We had discussed after the appointment on Monday the possibility of changing our minds and finding out the gender. We figured that since we’ll have a lot of surprises and unknowns about our baby over the next few years, this could be something that we could know and hold onto. On Wednesday we asked them to tell us and we found out that it’s a BOY! With all the difficult news we received that day, it was so nice to have something happy to walk away with.



We’ve got a long few years ahead of us! Luckily we have heard great things about Denver Children’s Hospital so it seems like we’re in a good place to get the right treatment for our little boy. It’s amazing that even at 22 weeks (what I am now) that we can already know and prepare as much as possible for this complication. However, it’s also very difficult because there is literally nothing we can do to help our baby from now until birth except pray and put him in God’s hands. We know that this news is not a surprise to God and that he will provide for us in every way during each step of the journey.

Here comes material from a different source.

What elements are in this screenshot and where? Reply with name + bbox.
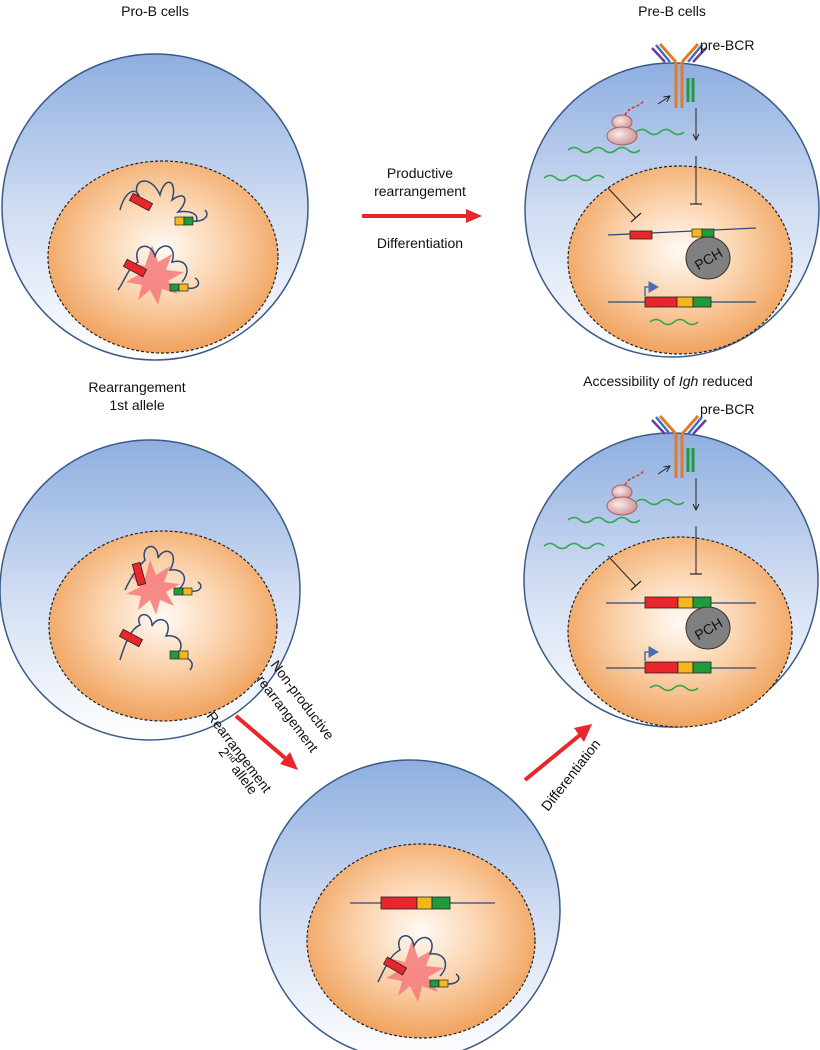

We’ll use this blog to keep everyone posted on different things along the way. I promise, not all of the posts will be as long as this one J. We would appreciate your prayers along the way. We’ve both been kind of in pragmatic mode since hearing the diagnosis just trying to get information and to make decisions that we can make now as opposed to later. I’m not sure if it just hasn’t fully sunk in, if we’re still a little bit in shock, or if God’s just giving us peace right now. Until the baby is born, prayers that he continues to grow at a normal rate and that he reaches full term before birth. And for Gary and I, prayers that we’ll continue to have peace and that we’ll be able to trust God through the entire process, and that going through this will bring us closer together. I have no doubt that we’ll have a very tight knit family by the time this is all said and done!